Monday, December 12, 2011

You Go Scorsese!






Hugo is not simply the best movie I've seen this year, but it has immediately gained entrance into the Jeff Katz All-Time Greats list. It's touching (though not cloying), funny (though not buffoonish), effect laden (though not empty) and educational (though not pedantic). Hugo is as magical as the films of Melies it brings back to life.



I'm not going to recount the plot; you can look that up elsewhere.



After preview upon preview of CGI movies to come (I'm looking at you Tin Tin), it was a big adjustment to Hugo. Here was a large movie, an epic of imagination, that had a cast of humans! And big time humans like Ben Kingsley, Jude Law and Christoper Lee. It took a while for me to get used to it, like those 10-15 minutes of Shakespeare that one has to pass through to reorient their ears and get the hang of the language. That sense of semi-reality only added to the storybook experience.

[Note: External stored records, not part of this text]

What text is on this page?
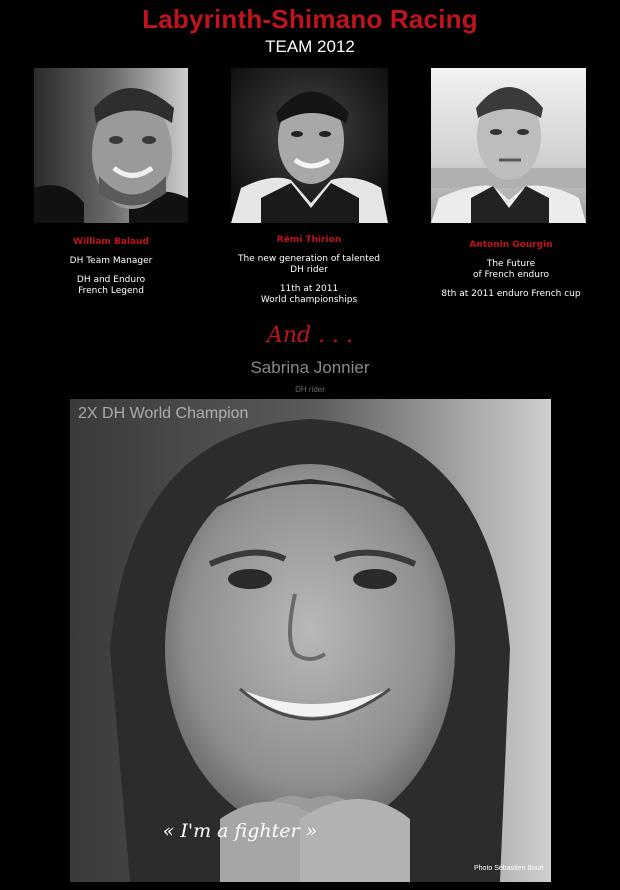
Labyrinth-Shimano Racing
TEAM 2012
William Balaud
DH Team Manager
DH and Enduro
French Legend
Rémi Thirion
The new generation of talented DH rider
11th at 2011
World championships
Antonin Gourgin
The Future
of French enduro
8th at 2011 enduro French cup
And . . .
Sabrina Jonnier
DH rider
2X DH World Champion
« I'm a fighter »
Photo Sébastien Boué
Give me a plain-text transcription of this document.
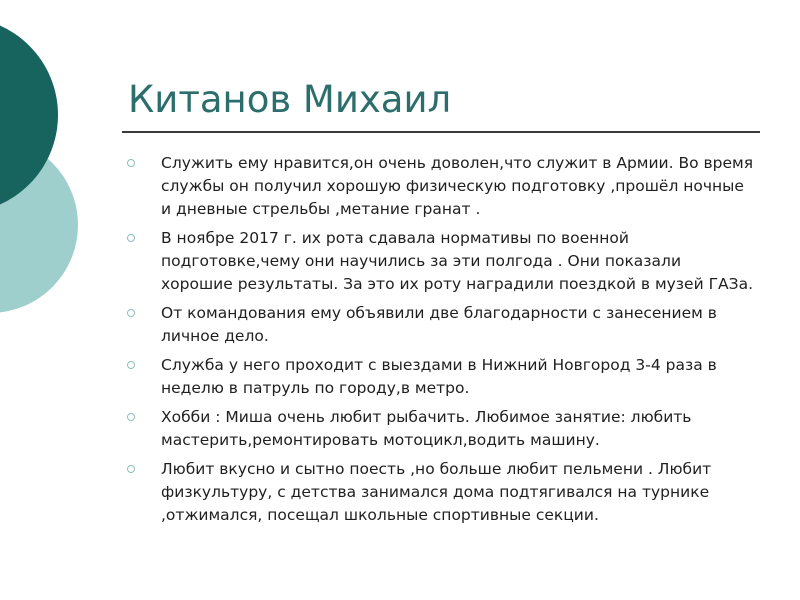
Китанов Михаил
Служить ему нравится,он очень доволен,что служит в Армии. Во время службы он получил хорошую физическую подготовку ,прошёл ночные и дневные стрельбы ,метание гранат .
В ноябре 2017 г. их рота сдавала нормативы по военной подготовке,чему они научились за эти полгода . Они показали хорошие результаты. За это их роту наградили поездкой в музей ГАЗа.
От командования ему объявили две благодарности с занесением в личное дело.
Служба у него проходит с выездами в Нижний Новгород 3-4 раза в неделю в патруль по городу,в метро.
Хобби : Миша очень любит рыбачить. Любимое занятие: любить мастерить,ремонтировать мотоцикл,водить машину.
Любит вкусно и сытно поесть ,но больше любит пельмени . Любит физкультуру, с детства занимался дома подтягивался на турнике ,отжимался, посещал школьные спортивные секции.
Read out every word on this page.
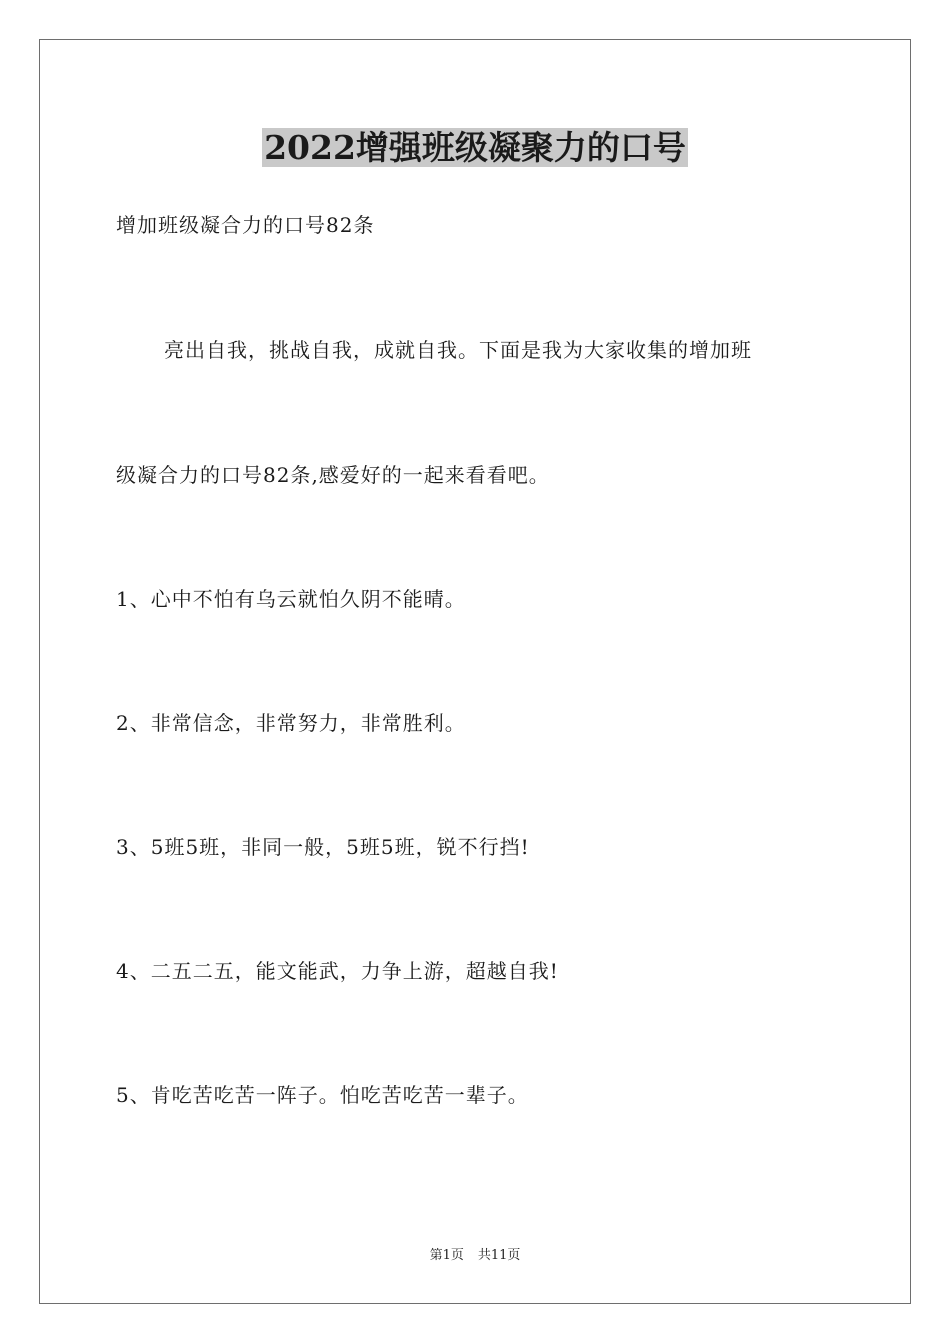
2022增强班级凝聚力的口号

增加班级凝合力的口号82条

亮出自我，挑战自我，成就自我。下面是我为大家收集的增加班

级凝合力的口号82条,感爱好的一起来看看吧。

1、心中不怕有乌云就怕久阴不能晴。

2、非常信念，非常努力，非常胜利。

3、5班5班，非同一般，5班5班，锐不行挡!

4、二五二五，能文能武，力争上游，超越自我!

5、肯吃苦吃苦一阵子。怕吃苦吃苦一辈子。

第1页 共11页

Sacha Baron Cohen as the Station Inspector. Is there anybody funnier? He brings a sly and somewhat perverse characterization to the movie which gives it great depth. All the characters have something happening; there's not a useless member of the cast.

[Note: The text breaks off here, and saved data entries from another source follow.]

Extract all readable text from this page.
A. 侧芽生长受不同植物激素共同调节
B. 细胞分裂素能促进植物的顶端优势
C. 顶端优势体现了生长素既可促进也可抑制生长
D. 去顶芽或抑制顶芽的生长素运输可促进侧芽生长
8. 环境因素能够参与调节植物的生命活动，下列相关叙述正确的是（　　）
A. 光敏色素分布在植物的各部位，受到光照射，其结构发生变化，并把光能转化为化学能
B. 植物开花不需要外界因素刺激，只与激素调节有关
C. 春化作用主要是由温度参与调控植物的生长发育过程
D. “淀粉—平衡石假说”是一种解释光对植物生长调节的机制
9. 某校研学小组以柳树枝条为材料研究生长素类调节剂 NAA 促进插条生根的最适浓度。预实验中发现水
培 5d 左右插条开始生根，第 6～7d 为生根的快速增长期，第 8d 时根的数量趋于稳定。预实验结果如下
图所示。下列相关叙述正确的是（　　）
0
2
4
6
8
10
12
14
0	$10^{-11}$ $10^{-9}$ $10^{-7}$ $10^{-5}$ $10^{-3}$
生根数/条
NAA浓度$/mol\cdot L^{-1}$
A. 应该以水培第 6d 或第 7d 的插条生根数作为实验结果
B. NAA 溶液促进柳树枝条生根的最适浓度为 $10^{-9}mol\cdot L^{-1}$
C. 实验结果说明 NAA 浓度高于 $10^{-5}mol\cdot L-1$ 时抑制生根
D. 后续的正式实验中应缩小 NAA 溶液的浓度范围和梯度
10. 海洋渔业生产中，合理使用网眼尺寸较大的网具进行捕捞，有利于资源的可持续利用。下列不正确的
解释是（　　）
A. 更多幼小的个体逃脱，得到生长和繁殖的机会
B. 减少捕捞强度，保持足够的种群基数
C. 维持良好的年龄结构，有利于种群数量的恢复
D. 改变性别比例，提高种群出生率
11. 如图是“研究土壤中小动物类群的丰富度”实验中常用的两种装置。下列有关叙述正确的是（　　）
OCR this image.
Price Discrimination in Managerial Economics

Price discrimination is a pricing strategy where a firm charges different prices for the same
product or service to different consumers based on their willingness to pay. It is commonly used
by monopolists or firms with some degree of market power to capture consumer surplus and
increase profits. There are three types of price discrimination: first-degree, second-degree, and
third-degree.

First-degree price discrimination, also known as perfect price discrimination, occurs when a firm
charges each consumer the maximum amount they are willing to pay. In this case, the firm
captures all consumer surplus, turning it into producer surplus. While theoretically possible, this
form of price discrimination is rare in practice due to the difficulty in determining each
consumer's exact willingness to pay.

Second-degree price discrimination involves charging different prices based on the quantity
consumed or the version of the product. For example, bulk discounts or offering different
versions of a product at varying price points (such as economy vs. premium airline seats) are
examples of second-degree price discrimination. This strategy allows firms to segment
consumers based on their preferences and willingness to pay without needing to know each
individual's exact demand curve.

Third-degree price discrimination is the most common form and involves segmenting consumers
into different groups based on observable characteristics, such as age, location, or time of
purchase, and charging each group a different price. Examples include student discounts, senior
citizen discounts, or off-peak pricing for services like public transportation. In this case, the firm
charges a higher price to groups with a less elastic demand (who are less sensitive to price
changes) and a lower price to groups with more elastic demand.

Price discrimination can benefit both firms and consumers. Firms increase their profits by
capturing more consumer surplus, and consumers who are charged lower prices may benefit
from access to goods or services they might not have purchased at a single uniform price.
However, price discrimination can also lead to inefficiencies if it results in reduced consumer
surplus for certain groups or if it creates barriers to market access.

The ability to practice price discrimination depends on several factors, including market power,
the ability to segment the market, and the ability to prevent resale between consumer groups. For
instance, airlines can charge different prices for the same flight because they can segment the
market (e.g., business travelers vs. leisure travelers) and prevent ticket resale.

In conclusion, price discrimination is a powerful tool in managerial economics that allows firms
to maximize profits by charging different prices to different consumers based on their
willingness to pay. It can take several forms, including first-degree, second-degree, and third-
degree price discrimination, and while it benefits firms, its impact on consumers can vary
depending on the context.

Seeing Georges Melies' films, even in clip form, on a giant screen is pure heaven. The hand tinted frames bleed gloriously and still, over a century later, you wonder "How did he do that?" My lord, it's wonderful. Scorsese manages to infuse screen history into a child's tale and, in doing so, makes the best film about the spell that movies weave. (No disrespect meant for Sullivan's Travels). In great part, Hugo is about film preservation and restoration, a cause dear to the director's heart. He makes a tragedy out of something long forgotten, and that isn't easy. The scenes of Melies' studio and the filming of the filming of the films is spectacular.



It's been said that Hugo makes the most of 3D. It does. The special effects are totally organic. There's no flash, no in-your-face moment. There's a point being made here, and that point is subtly and quite cleverly played out not once, but twice. Train Entering the Railroad Station, one of the first silents, is simply that: a train entering the depot. Much has been made of how the audience of 1898 recoiled in horror as the steaming locomotive approached, fearful that it may leap from screen to lap. Scorsese shows that two times.



Think about that. An audience of sentient adults, all clearly in three-dimensions and in color, could not separate themselves from a flat screen presentation of a black and white train. They were truly frightened that the one world would infiltrate the other. It worked, and set the table for the cheap 3D jolts to come: the thrown spear, the reaching hand, any old protuberance that would make the audience jump.



Scorsese's 3D does none of that and yet results in more genuine emotional reaction than any stunt. It does what it's supposed to, presenting depth with reality, not as a hoax. In that way, Hugo feels real and swallows you up in its world. It was a shame to leave it.